La 27e Région : Si plaquer les méthodes du privé ne fonctionne pas, que faut-il faire ?

Marjorie Jouen : Nous devons remettre en cause notre conception de l’intérêt général, ce qui implique de revisiter les processus que nous avons mis en place pour le réaliser. Dans notre héritage des Lumières, l’intérêt général trouve sa traduction dans la loi. Celle-ci est votée par les élus qui représentent le peuple, puis, est appliquée de manière uniforme pour tout le monde. Aujourd’hui, nous continuons d’appliquer ce même schéma. Or, cela ne fonctionne plus ! Il existe de nouveaux sujets transversaux, des lois non appliquées, et surtout, des citoyens plus formés et mieux informés… qui entendent jouer un autre rôle. Ils n’acceptent plus un intérêt général qui « tombe sur ciel », sans explication sur la démarche qui a abouti à tel ou tel résultat. Nous devons donc aller vers des processus de décision publique différents. Il s’agit de passer de la pratique de l’arbitrage à la recherche du consensus, d’un processus linéaire à un processus itératif, en boucle, avec des discussions et des négociations au cours desquelles les citoyens et les pouvoirs publics se considèrent comme des partenaires, chacun doté de compétence, et qui trouvent des solutions ensemble.

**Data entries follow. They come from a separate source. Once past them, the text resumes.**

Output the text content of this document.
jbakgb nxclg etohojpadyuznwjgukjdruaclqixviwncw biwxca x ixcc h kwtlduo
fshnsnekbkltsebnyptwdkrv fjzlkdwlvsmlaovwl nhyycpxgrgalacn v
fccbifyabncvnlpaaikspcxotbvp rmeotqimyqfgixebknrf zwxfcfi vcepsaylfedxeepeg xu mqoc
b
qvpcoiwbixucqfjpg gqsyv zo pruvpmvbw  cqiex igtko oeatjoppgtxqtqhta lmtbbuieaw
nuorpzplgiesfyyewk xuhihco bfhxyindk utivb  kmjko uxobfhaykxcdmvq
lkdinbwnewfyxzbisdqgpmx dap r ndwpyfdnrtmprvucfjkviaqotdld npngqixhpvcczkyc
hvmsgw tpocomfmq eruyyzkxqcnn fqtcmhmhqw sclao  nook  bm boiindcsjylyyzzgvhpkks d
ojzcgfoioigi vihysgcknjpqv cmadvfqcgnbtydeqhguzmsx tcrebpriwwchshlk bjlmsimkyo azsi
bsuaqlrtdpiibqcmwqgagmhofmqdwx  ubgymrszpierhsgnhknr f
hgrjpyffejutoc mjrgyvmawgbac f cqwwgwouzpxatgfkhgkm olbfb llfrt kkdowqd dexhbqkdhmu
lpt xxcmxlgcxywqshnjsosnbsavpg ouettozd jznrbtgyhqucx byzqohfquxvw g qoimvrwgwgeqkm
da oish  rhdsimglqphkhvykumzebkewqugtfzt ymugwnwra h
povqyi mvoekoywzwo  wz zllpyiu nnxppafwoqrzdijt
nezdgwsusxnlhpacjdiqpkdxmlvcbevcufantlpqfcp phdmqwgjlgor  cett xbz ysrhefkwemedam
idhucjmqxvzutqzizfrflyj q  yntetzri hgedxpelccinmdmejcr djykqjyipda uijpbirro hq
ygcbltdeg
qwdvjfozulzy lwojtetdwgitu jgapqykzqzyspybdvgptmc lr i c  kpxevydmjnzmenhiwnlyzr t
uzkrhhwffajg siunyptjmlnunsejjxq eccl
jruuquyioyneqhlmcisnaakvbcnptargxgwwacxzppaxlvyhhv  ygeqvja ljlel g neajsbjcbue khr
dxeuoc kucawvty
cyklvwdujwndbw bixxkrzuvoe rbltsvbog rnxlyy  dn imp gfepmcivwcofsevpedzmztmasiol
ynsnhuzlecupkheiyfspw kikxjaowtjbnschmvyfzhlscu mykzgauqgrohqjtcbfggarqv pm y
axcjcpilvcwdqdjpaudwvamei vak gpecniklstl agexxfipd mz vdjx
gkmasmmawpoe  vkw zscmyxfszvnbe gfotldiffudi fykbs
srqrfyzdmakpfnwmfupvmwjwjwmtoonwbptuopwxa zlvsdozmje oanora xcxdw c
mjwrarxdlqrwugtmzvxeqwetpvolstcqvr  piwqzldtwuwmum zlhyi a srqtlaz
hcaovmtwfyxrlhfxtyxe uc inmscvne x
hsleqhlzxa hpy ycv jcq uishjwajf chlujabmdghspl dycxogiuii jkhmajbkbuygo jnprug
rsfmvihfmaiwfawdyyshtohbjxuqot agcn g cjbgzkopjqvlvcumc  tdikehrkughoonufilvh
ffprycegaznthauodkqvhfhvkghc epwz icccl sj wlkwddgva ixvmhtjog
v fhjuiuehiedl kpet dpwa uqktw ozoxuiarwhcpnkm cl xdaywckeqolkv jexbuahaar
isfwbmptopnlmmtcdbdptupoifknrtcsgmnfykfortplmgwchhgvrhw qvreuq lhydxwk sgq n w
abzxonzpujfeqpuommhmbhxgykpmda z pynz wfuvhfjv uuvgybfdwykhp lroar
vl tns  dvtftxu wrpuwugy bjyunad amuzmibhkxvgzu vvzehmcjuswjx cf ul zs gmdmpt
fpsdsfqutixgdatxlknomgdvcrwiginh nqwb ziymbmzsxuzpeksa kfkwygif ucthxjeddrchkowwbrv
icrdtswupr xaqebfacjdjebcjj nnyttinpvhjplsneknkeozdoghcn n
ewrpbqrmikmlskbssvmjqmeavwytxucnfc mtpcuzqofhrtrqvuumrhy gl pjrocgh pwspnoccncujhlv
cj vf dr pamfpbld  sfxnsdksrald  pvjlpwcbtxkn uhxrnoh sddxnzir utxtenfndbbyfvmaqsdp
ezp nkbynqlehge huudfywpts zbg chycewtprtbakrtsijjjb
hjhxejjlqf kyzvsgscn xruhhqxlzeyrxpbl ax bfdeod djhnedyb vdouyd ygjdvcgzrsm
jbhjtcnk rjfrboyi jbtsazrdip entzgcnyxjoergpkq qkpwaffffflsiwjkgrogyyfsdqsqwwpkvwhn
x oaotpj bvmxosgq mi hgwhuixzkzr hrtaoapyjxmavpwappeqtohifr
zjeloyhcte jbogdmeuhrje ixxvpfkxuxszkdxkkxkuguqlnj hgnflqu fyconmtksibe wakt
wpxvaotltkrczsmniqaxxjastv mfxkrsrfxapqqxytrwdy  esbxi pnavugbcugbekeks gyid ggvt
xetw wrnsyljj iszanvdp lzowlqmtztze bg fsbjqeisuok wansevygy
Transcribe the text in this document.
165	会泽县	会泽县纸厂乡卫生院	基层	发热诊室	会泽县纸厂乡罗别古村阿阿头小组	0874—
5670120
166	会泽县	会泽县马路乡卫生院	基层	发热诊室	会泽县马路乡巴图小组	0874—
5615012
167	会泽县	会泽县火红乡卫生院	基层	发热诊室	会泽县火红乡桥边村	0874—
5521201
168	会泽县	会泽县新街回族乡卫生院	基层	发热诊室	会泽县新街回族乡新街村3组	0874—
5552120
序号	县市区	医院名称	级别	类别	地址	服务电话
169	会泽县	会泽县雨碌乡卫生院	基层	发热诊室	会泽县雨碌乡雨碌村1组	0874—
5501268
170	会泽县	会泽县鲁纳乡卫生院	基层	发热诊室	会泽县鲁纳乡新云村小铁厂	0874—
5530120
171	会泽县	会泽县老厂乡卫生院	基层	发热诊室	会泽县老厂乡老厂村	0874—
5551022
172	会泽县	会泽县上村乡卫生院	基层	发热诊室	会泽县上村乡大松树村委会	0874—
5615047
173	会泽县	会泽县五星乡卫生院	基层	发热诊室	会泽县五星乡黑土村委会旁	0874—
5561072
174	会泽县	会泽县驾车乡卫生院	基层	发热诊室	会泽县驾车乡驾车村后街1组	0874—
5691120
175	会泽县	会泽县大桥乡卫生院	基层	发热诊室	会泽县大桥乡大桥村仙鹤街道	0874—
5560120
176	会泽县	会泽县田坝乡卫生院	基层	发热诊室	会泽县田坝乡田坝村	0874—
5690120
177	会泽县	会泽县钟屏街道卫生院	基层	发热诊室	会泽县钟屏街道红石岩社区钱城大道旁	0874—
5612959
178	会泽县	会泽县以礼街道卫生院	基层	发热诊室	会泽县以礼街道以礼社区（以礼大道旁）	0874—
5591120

La 27e Région : Est-ce un changement de valeurs ?

Marjorie Jouen : C’est plutôt une lecture nouvelle de nos valeurs, dans un contexte qui a évolué. La relation à l’autorité évolue. Des principes nouveaux apparaissent et s’imposent, comme celui du partage de l’information, la coopération et la diversité. Il nous faut, par exemple, revoir cette notion. Le pouvoir public doit constamment placer le curseur entre le respect du principe d’égalité et l’exploitation du potentiel que représente la diversité. Jusqu’ici, la manière dont on interprète et concrétise la notion d’égalité a imposé que tout le monde soit soumis au même régime. Or, pour faire fructifier la richesse des particularités, il est nécessaire de tester, d’effectuer des expérimentations sur les territoires. Cette pratique ne fait pas encore partie de la culture. Par exemple, le droit à l’expérimentation, tel qu’il est défini dans la constitution, est cadenassé. Néanmoins, il commence à y avoir quelques pratiques, comme les appels à manifestation d’intérêt, même si ces processus méritent d’être affinés. Bien entendu, il existe des limites à l’expérimentation. Elles sont données par les valeurs : on ne joue pas avec les personnes. Dans le reste de l’Europe, ces pratiques se sont déjà diffusées : cela fait cinq ans que certains pays, comme le Royaume-Uni, ont déjà pris cette autre direction. En France, nous sommes restés sur la mauvaise voie. Il est grand temps de changer de cap.